I believe the pandemic has opened us up to a new kind of vulnerability, a new way to share our lives.
In a funny way, it makes me think a bit about my hens.
Some mornings when I go to gather eggs, I don’t wait for the chicken to hop off the nest, I peek in and watch her.
She pecks at the lavender I’ve tossed in there, she’s arranging and re-arranging it.
She is trying to cover her egg protectively. She wiggles her rump and squats down low, as if she is in for a long wait of incubating.
And then I reach beneath her fluffy butt and find the warm egg. I watch as her beady little eye stares at my thieving hand, and then down at the emptiness beneath her breast.
And I imagine she is wondering did I lay an egg, and if I did, where did it go?
Was it real?
She clucks in a circumspect manner, and sometimes she’ll squat there for hours.
Is she trying to visualize the egg back into existence?
I imagine her egg as a story, a narrative – it is here and gone.
Beginning, middle and end.
It is real and solid, but it is also a permeable thing. With the possibility for all kinds of endings.
But it’s perfection has a shelf life.
And sometimes all we are really left with, like the hen, is the hand full of feathers.
Of course, I tend to be broody too.
But I am mostly trying to retain a positive thread: Yeah, no grocery shopping, no malls, no worrying about going out, or having to be social.
Yeah, I can share my experience of introversion, even depression, now that it is a common thread.

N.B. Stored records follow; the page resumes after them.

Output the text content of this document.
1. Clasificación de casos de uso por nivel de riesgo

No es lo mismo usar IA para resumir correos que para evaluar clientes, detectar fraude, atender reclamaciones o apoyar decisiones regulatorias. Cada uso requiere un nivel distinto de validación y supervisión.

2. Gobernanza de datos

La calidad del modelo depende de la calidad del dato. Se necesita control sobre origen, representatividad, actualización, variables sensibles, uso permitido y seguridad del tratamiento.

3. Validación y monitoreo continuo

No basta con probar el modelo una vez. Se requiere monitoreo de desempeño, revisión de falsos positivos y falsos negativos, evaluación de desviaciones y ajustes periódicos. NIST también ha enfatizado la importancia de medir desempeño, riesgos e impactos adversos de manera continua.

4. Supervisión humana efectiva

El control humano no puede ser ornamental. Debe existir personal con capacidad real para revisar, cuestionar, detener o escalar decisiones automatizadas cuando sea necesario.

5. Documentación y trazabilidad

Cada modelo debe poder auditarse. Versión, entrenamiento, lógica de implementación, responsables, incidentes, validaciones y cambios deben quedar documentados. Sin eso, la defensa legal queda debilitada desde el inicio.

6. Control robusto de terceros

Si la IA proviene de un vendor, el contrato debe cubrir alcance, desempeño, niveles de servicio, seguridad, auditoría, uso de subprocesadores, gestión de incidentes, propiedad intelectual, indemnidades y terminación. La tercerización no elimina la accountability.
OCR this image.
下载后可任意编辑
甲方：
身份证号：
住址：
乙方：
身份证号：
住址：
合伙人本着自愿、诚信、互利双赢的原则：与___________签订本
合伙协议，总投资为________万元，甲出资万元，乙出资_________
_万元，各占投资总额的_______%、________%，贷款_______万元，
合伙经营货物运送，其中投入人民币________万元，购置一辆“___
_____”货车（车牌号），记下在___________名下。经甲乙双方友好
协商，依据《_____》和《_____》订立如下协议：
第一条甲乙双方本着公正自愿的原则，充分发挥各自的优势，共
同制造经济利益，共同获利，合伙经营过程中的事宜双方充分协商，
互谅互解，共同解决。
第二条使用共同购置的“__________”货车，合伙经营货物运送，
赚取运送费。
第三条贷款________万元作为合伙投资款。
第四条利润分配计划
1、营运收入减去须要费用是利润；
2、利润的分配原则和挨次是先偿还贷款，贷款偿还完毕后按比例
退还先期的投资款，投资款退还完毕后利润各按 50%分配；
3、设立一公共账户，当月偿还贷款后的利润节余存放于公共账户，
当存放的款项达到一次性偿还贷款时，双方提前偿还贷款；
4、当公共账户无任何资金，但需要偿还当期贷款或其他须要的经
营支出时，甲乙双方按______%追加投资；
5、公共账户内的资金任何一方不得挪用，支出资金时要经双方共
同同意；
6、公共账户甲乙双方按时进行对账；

Still, when the arc of this tale starts looking grim, I talk to my husband, to my kids, to my friends – to anyone who’s found a positive storyline.
And we share our histories as a collective: to say, we were here, this is what it was like, we survived.
We recite our truths, even as they are changed over time. They are the narratives that will keep hope alive, even in the darkest of times.
And all along, we will edit and revise.
Edit and revise.
A memory, a story, and maybe even an egg.